Residential buildings with 56 apartments for senior citizens,
as well as a medical practice and residential care group.
Foundation for senior citizens in Adliswil
Competition 2007, First prize
Completion 2009 – 2011
The starting point of this project’s urban approach lies in the spatial perception of the existing urban fabric in which it is located, and the weaknesses therein: seemingly interchangeable places, loss of identity, sprawl.
By concentrating the built mass in the east of the site it was possible to create a strong connection not only between the two buildings themselves but also between them and their context. The vertical space between the two buildings is unusual in this type of built context – it would be more expected in an urban environment. The result of this local densification is that two green spaces are created: one towards the street, and one large, park-like open space towards the west. These open spaces are particularly crucial for assisted living, as nearby recreation spaces increase in importance with increased age and possibly decreased mobility. The new park-like open space creates places for meeting, for different activities, places with plenty of sun and different views to the west.

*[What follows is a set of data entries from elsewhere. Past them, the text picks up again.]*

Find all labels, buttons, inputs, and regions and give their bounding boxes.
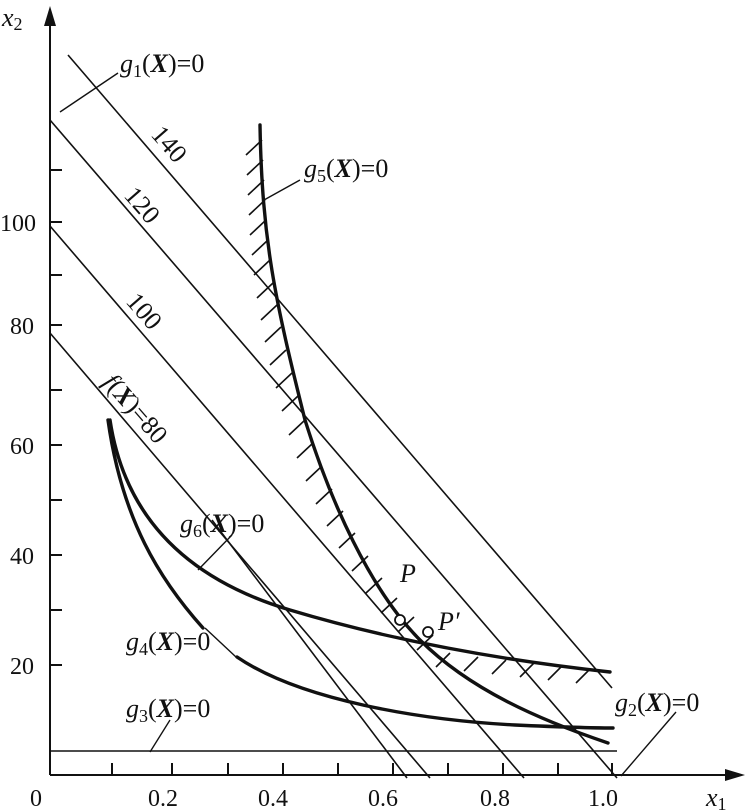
contour-label-120: 120 (118, 181, 165, 229)
x-tick-label: 0.4 (258, 786, 288, 810)
y-axis-arrow (44, 6, 56, 26)
g6-label: g6(X)=0 (180, 509, 264, 541)
y-tick-label: 80 (10, 314, 34, 340)
g5-hatching (245, 139, 434, 651)
contour-label-140: 140 (145, 120, 192, 168)
x-tick-label: 0.6 (368, 786, 398, 810)
g1-label: g1(X)=0 (120, 49, 204, 81)
g3-label: g3(X)=0 (126, 694, 210, 726)
g4-upper-curve (106, 418, 205, 630)
x-tick-label: 0.2 (148, 786, 178, 810)
g4-label: g4(X)=0 (126, 627, 210, 659)
x-axis-arrow (725, 769, 745, 781)
y-axis-label: x2 (1, 3, 23, 34)
g2-leader (620, 711, 677, 777)
point-p-prime-label: P′ (437, 607, 460, 636)
constraint-labels: g1(X)=0 g5(X)=0 g6(X)=0 g4(X)=0 g3(X)=0 … (59, 49, 699, 753)
contour-label-100: 100 (120, 287, 167, 335)
y-tick-label: 40 (10, 544, 34, 570)
x-axis-label: x1 (705, 783, 727, 810)
y-tick-label: 60 (10, 434, 34, 460)
x-tick-label: 0.8 (480, 786, 510, 810)
point-p-label: P (399, 559, 416, 588)
contour-line-140 (67, 54, 613, 689)
constraint-curves (106, 123, 615, 745)
contour-label-f80: f(X)=80 (97, 368, 173, 449)
contour-line-120 (49, 119, 618, 779)
x-tick-label: 1.0 (588, 786, 618, 810)
contour-line-100 (49, 225, 525, 779)
origin-label: 0 (30, 786, 42, 810)
axes (44, 6, 745, 781)
g6-hatching (435, 652, 591, 684)
tick-labels: 0 0.2 0.4 0.6 0.8 1.0 20 40 60 80 100 (0, 211, 618, 810)
g6-leader (197, 534, 233, 571)
g5-leader (263, 179, 301, 201)
g4-lower-curve (235, 655, 615, 730)
y-tick-label: 20 (10, 654, 34, 680)
contour-line-80 (49, 332, 431, 779)
contour-line-extra (211, 519, 408, 779)
g5-label: g5(X)=0 (304, 154, 388, 186)
g6-constraint-curve (108, 418, 612, 674)
g2-label: g2(X)=0 (615, 688, 699, 720)
objective-contours (49, 54, 618, 779)
tick-marks (50, 169, 613, 775)
g3-leader (149, 719, 171, 753)
g1-leader (59, 72, 119, 113)
y-tick-label: 100 (0, 211, 36, 237)
g4-leader (204, 627, 237, 658)
point-p-prime-marker (422, 626, 434, 638)
g5-constraint-curve (258, 123, 610, 745)
point-p-marker (394, 614, 406, 626)
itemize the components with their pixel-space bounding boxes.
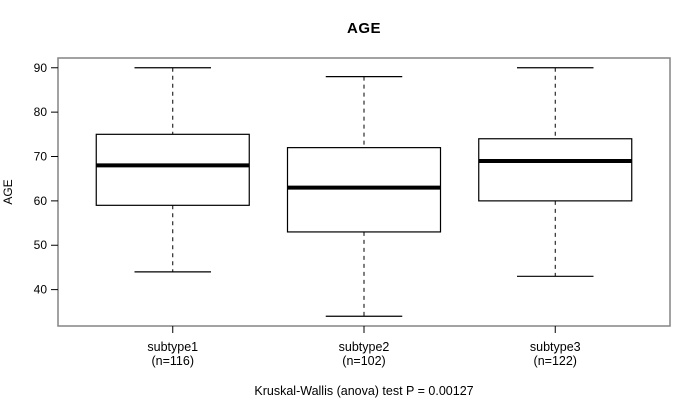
- category-sublabel: (n=102): [342, 354, 385, 368]
- y-axis-tick-label: 80: [34, 105, 48, 119]
- y-axis-tick-label: 70: [34, 150, 48, 164]
- iqr-box: [286, 147, 442, 233]
- iqr-box: [478, 138, 633, 202]
- chart-title: AGE: [346, 20, 381, 37]
- category-label: subtype1: [147, 340, 198, 354]
- y-axis-tick-label: 50: [34, 238, 48, 252]
- category-label: subtype3: [530, 340, 581, 354]
- y-axis-tick-label: 90: [34, 61, 48, 75]
- category-sublabel: (n=122): [534, 354, 577, 368]
- category-label: subtype2: [339, 340, 390, 354]
- statistical-test-annotation: Kruskal-Wallis (anova) test P = 0.00127: [254, 384, 474, 398]
- y-axis-tick-label: 60: [34, 194, 48, 208]
- y-axis-tick-label: 40: [34, 283, 48, 297]
- iqr-box: [95, 133, 250, 206]
- category-sublabel: (n=116): [151, 354, 194, 368]
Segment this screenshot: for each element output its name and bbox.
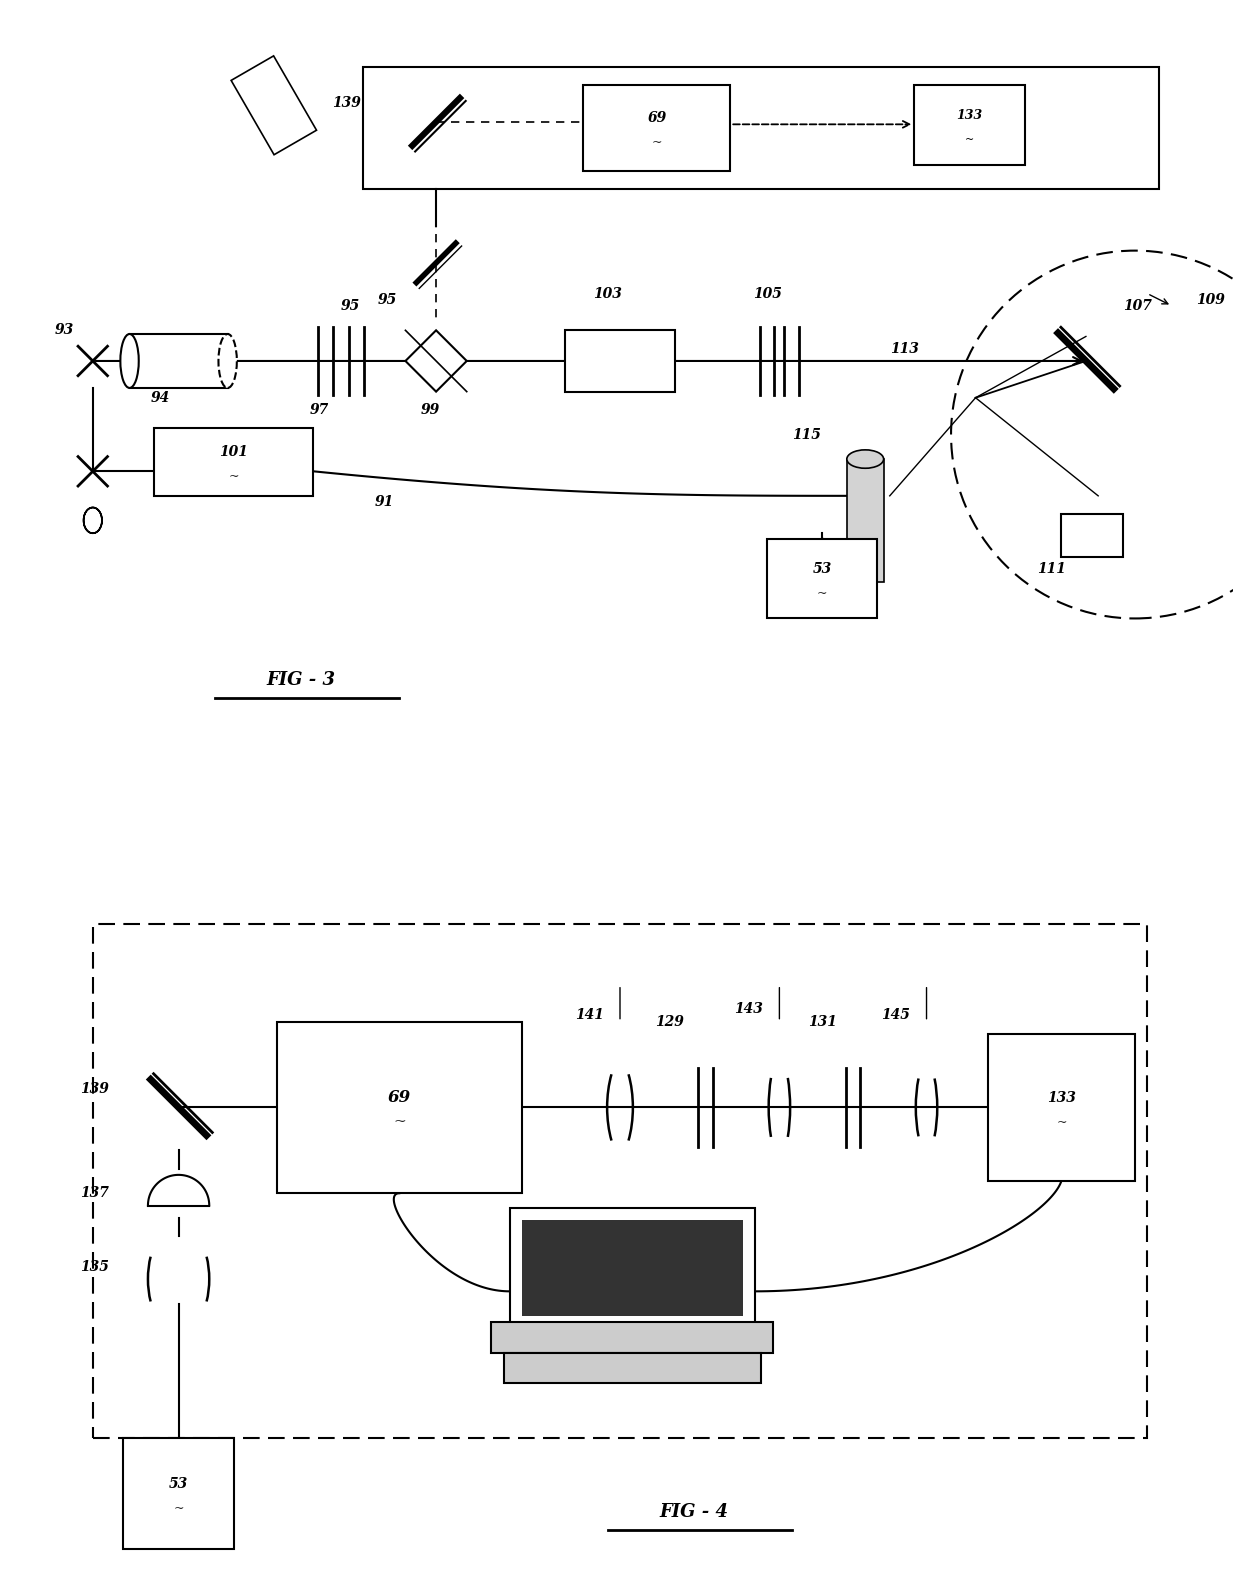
Text: 131: 131 — [808, 1015, 837, 1029]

The concept guiding the formation of external spaces – differently defined areas that enable relaxed social exchange – is carried through to the interior of the building. An interlinked network of routes with different ‘narrowings’ (stairs) and ‘widenings’ (foyers, recreation rooms) runs into and through the buildings. Urban townhouses from the 20th century, come upon by chance in Paris, Milan and Zurich, acted as references to aid the definition of a spatial approach and the choice of materials based on their haptic qualities.
A sequential approach to spatial organisation resulted in a simple floorplan typology, where the entrance hall is placed in the centre of the apartment. Based on this typology, the floorplans were developed according to their individual locations, in order to respond to their unique contexts and orientations. In this way many individual apartments were created, corresponding to many different needs.
Many windows were specifically placed lower down to ensure that residents who are possibly confined to their beds for longer periods of time do not lose their visual link with their surroundings and are still able to take part in the goings-on in the surrounding context and on the street.
The facade frees itself from the modernist axiom of being inextricably linked with function. Thanks to their varied placement in the interior the windows project the individuality of the interior spaces onto the facade and generate an abstract external appearance. A surprising play of scales develops which strengthens both personal identification with the building and its recognisability.
Conventional roofing tiles give the facade depth and a further layer of definition, integrating the windows into the pattern created by the joints between tiles.